20. Write down the chorus to each verse of Mr. S. Weller’s song, and a sketch of the mottle-faced man’s excursus on it. Is there any ground for conjecturing that he (Sam) had more brothers than one?
23. “She’s a swelling visibly.” When did the same phenomenon occur again, and what fluid caused the pressure on the body in the latter case?
24. How did Mr. Weller, senior, define the Funds, and what view did he take of Reduced Consols? in what terms is his elastic force described, when he assaulted Mr. Stiggins at the meeting? Write down the name of the meeting?
30. Who, besides Mr. Pickwick, is recorded to have worn gaiters?
In connection with this examination reference may be made to the “Death of Mr. Pickwick,” by Messrs. W. Besant and J. Rice in “The Case of Mr. Lucraft, and other Tales.”
The Battle won by the Wind.
By the author of the “Picnic Papers,” “Barnaby Fudge,” &c.
Night! Night and a thick darkness on the dreaming city. It was o’er all—that pitchy veil—o’er lone deserted streets and broad suburban roads, along which wagons with their great clamped wheels jolt forward to the early market—o’er square and terrace, and stately dome and carved pinnacle—a deep dense obscurity, into which tower and steeple rose and were lost to the eyes of the gazer from below!
Night! black, stormy, dreary night. Driving in long dim lines athwart the starless sky—lashing the sloping roofs of dripping houses—flooding kennel and gutter and choked-up drain—pattering like a loud chorus of rolling spectre drums at rattling windows and on streaming sky-lights—down—in one steady, uninterrupted, continuous pour—drove the wild storm of lashing hail and rain! A dismal night! A night for the well-housed to snoozle themselves up beneath the bed-clothes, and listen all crouchingly to the roaring of the tempest! A night for the homeless pauper to lie down on the lee side of hedge and stack—and stretching his stiffening limbs in the icy sludge, wait patiently until Death came by and touched him with its sceptre!

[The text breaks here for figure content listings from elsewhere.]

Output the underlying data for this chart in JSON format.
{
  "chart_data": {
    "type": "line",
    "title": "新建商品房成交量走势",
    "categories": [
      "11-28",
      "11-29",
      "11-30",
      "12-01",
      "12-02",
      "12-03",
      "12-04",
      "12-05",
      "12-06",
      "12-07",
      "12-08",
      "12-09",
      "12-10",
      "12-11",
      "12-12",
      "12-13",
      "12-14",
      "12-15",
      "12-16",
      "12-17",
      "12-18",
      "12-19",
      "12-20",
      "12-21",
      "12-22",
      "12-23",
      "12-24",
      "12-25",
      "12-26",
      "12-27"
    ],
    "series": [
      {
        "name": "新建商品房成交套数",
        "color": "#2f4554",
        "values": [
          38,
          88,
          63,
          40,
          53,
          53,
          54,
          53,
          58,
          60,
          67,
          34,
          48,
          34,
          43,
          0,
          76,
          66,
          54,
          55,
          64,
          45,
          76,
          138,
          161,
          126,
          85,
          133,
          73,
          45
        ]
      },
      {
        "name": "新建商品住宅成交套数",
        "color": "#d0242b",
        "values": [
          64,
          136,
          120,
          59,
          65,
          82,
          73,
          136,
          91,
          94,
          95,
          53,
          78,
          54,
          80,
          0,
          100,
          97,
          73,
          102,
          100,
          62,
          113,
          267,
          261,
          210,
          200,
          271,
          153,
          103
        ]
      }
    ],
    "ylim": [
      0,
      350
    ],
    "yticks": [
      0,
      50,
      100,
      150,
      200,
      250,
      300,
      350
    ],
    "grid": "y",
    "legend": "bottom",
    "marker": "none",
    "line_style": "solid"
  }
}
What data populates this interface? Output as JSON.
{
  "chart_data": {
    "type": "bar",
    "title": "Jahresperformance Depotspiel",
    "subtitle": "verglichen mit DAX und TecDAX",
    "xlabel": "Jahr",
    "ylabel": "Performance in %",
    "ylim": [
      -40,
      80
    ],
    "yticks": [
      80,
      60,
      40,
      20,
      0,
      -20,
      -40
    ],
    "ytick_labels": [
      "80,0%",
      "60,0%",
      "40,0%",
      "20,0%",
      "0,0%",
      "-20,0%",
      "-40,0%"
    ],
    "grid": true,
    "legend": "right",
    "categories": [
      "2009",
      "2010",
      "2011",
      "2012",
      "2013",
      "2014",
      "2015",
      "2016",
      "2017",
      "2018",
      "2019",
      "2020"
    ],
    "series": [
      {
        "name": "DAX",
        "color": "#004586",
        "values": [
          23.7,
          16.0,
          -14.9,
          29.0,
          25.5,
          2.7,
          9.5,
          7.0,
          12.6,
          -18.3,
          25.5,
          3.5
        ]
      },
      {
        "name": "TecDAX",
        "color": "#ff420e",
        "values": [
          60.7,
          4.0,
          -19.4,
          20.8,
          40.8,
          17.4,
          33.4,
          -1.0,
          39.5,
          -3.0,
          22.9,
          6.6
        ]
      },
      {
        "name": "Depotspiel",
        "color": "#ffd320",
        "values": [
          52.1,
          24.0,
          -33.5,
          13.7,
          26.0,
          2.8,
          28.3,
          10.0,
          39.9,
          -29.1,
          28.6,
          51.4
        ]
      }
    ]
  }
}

Night—a dreary, dismal, rainy, windy night! A night of unchained gale and unbridled hurricane! How the fierce wind roared, to be sure! How it roared in its wrath, and muttered in its sulkiness, and sung in its glee, and howled and shrieked and whistled and raved in the full swing of its fury. It was a jubilee—be certain of it—a time of jubilee with the Wind!—a night when it had full license and authority, and power and sanction, to do its best and its worst—by sea and by land—above and below. And did not the fierce wind avail itself of the opportunity? Did it not muster its forces, and its energies, and its powers, far up amongst the dim-driving clouds, preparing for the onset—preparing for its night of empire and of pillage and of mischief? And then, when its time of liberty came, did it not burst out with a roar, and a shout, and a clang, as of victorious trumpets—did it not career all madly over land and sea, beating down the weak and broken corn, and roaring over the stark brown moors, and catching the big leafy limbs of gnarled trees—gnarled old mighty trees which had stood there for centuries—and wrenching them all torn and riven and splintered from the groaning trunks, and then grappling and wrestling with them as strong men fight, until the victorious wind, with a loud shriek of triumph, would drag the huge branch out, and toss it contemptuously away!